Его успокоили. Аппарат подобрал санитар; товарища же его, Ланоска, убили. Табарен был еще слишком слаб, чтобы реагировать на это известие. Волнение, пережитое в вопросе о судьбе аппарата, утомило его. Он вскоре уснул.
Ряд долгих, скучных, томительных дней провел Табарен на койке, тщетно пытаясь вспомнить, как и при каких обстоятельствах получил рану. Пораженная память отказывалась заполнить темный провал живым содержанием. Смутно казалось Табарену, что там, во время атаки, с ним произошло нечто удивительное и важное. Кусая губы и морща лоб, подолгу думал он о том неизвестном, которое оставило памяти едва заметный след ощущений, столь сложных и смутных, что попытка воскресить их вызывала неизменно лишь утомление и досаду.

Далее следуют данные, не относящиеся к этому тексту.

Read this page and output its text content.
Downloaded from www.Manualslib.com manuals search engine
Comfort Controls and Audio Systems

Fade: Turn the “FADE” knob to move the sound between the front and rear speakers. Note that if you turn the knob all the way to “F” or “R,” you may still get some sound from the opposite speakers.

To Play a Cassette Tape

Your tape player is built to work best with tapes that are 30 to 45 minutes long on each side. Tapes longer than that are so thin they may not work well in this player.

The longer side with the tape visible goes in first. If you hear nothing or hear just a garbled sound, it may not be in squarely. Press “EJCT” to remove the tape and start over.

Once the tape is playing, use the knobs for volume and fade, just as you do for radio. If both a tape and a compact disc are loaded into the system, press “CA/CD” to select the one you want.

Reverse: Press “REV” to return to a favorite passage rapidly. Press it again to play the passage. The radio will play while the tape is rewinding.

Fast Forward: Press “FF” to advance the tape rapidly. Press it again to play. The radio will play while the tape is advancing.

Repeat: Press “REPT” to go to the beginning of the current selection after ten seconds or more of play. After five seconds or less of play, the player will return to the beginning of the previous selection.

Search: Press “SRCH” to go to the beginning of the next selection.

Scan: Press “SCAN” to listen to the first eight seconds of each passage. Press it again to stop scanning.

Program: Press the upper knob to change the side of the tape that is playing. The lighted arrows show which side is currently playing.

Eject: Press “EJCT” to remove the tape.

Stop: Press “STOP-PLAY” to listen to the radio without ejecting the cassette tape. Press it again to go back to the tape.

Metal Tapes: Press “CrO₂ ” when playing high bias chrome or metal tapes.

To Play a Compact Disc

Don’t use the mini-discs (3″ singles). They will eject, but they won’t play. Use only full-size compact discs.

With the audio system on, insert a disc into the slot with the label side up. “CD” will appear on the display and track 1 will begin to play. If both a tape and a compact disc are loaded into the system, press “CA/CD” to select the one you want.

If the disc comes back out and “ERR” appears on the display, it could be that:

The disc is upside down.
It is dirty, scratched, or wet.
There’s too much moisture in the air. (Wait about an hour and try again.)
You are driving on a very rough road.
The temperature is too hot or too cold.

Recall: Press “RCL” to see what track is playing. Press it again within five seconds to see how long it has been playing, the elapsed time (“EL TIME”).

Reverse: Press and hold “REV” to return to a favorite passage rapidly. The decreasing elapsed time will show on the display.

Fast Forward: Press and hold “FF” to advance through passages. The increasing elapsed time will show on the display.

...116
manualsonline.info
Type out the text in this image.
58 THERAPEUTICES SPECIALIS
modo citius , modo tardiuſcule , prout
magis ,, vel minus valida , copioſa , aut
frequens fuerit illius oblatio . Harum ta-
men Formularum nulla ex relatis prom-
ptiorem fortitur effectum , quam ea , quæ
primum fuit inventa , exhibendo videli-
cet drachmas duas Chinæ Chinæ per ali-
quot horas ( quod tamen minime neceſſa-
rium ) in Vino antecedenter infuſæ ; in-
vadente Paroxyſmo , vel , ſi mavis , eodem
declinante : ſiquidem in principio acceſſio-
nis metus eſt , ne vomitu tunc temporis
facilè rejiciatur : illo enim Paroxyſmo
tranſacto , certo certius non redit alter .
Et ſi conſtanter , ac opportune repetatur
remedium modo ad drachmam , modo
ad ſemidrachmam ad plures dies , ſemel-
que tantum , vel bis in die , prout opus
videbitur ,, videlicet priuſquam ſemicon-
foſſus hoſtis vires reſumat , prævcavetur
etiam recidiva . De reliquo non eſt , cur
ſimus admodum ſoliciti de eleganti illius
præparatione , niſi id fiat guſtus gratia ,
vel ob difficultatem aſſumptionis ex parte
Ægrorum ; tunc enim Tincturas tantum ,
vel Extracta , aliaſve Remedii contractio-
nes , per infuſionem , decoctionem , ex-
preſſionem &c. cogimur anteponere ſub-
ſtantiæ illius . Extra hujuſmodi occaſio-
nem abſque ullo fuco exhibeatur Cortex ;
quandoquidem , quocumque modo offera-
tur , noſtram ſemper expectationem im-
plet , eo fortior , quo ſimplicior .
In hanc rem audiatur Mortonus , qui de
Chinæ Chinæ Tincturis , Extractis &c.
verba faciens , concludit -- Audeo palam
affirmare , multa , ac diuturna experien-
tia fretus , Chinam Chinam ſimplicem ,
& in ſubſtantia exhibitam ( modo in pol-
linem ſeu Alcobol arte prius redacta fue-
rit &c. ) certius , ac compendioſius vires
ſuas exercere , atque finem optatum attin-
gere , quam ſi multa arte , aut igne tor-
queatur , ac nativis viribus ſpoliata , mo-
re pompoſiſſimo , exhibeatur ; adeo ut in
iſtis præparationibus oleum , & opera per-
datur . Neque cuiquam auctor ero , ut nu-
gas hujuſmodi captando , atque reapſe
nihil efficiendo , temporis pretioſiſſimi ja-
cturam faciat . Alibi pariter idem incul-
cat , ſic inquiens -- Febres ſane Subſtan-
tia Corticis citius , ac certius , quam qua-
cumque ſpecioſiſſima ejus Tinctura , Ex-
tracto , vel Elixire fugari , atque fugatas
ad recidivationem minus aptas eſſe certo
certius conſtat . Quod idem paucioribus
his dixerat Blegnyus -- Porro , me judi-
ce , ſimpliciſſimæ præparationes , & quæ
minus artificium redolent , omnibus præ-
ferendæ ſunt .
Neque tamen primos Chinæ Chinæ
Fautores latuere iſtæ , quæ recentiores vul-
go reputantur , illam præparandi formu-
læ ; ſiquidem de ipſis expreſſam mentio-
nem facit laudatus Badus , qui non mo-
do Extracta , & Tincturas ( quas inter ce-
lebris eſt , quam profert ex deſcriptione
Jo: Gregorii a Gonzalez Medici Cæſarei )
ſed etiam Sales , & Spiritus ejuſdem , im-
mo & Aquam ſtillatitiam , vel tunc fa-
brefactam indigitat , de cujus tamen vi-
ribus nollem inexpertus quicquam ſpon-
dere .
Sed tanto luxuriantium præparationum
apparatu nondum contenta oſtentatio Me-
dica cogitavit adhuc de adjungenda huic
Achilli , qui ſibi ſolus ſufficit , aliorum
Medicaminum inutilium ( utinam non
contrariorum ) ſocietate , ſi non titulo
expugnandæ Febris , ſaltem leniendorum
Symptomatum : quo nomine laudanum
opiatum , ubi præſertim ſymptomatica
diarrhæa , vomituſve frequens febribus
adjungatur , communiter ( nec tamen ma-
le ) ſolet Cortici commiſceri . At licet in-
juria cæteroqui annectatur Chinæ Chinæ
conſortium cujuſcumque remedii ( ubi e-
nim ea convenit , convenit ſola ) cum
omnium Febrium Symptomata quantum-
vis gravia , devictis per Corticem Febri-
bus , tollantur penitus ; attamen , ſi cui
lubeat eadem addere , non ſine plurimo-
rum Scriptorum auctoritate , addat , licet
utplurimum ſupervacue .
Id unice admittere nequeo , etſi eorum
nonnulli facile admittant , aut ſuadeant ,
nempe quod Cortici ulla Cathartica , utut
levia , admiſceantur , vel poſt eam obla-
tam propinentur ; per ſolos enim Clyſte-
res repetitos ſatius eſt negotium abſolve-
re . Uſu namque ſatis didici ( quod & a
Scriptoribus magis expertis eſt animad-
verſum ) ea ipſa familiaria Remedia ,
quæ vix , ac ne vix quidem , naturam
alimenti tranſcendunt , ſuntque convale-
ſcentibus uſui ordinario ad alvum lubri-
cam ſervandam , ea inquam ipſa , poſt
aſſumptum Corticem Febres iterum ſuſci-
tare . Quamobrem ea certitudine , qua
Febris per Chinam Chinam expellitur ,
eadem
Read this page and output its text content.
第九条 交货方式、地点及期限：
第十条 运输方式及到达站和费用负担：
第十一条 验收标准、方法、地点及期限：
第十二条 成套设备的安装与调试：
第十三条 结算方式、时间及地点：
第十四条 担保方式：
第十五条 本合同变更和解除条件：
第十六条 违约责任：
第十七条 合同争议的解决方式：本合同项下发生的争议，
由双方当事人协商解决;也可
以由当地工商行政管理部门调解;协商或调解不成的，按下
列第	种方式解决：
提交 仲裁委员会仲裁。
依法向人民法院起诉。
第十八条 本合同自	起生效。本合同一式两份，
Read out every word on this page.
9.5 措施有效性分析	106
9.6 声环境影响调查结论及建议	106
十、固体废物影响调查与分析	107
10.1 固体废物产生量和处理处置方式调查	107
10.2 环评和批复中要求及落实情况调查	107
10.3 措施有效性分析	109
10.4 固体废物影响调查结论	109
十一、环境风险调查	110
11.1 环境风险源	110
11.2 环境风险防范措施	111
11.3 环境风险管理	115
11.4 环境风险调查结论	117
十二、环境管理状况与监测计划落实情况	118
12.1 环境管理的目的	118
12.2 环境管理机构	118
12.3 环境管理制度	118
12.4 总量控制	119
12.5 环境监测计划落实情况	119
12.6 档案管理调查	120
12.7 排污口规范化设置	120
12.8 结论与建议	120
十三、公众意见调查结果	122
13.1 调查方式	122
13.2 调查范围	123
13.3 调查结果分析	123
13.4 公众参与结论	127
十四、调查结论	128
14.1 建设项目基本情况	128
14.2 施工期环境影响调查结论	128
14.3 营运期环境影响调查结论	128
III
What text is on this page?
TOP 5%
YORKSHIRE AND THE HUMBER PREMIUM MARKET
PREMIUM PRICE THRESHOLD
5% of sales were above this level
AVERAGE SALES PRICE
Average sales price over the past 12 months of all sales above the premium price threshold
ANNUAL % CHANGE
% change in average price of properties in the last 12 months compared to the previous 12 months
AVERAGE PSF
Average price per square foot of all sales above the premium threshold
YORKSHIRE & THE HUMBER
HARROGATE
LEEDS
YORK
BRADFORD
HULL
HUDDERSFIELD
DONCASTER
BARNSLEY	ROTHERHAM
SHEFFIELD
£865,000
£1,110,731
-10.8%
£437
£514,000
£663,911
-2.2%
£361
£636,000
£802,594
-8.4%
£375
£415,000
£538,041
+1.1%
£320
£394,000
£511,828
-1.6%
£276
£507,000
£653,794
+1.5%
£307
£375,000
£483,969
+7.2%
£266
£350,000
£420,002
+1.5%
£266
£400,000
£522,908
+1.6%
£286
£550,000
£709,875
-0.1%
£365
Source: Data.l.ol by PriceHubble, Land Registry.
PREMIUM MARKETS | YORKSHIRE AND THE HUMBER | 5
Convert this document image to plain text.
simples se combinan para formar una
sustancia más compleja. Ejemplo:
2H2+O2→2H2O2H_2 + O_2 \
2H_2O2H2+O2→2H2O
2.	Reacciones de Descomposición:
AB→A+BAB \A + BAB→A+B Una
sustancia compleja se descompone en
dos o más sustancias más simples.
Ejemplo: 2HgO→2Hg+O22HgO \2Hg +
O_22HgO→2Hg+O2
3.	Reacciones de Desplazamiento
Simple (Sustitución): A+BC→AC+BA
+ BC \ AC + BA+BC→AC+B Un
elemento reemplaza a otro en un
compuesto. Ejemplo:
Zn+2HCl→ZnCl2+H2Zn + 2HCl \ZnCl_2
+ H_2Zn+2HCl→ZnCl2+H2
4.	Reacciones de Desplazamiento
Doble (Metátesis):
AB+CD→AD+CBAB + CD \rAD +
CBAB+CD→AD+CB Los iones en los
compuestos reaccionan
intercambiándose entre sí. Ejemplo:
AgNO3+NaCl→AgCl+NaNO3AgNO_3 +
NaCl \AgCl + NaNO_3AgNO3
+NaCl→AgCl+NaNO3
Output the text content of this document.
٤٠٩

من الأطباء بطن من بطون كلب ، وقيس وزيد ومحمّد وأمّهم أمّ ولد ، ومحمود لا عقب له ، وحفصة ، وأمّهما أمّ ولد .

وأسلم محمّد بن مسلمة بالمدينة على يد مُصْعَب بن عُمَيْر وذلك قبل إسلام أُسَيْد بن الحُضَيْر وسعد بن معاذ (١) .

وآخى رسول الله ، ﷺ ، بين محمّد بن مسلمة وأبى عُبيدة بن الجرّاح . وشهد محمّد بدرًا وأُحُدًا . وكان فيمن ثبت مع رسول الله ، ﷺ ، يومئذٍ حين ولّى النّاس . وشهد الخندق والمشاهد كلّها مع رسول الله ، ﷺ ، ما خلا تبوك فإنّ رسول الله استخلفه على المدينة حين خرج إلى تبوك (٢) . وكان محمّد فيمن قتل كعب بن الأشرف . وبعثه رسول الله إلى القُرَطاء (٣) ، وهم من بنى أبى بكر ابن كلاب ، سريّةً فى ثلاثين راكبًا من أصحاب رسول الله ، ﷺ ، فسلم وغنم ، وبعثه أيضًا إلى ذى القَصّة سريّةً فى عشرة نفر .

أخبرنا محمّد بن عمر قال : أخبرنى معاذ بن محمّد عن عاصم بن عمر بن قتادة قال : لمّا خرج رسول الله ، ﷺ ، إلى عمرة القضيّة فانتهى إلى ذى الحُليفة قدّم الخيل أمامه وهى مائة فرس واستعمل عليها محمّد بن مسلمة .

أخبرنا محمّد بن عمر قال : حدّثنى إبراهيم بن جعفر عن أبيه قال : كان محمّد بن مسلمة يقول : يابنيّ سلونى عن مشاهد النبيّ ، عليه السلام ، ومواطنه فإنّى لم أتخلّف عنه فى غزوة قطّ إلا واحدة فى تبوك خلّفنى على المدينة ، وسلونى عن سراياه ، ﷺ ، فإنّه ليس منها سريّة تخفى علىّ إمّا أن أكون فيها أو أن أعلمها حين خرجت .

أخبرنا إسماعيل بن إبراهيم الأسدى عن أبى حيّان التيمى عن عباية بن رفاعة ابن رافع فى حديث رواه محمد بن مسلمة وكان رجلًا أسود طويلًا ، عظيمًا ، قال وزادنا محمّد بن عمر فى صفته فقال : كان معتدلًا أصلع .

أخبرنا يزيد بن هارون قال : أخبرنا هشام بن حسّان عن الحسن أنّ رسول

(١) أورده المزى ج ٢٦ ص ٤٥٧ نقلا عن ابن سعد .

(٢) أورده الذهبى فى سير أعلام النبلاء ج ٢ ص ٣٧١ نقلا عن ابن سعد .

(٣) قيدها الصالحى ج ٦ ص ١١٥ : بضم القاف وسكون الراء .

В конце августа он возвратился в Париж и тотчас же занялся проявлением негативов. То одна, то другая фирма торопили его, да и сам он горел нетерпением увидеть наконец на экране плоды своих трудов и скитаний. Когда все было готово, в просторном зале собрались смотреть боевую фильму Табарена агенты, представители фирм, содержатели театров и кинематографов.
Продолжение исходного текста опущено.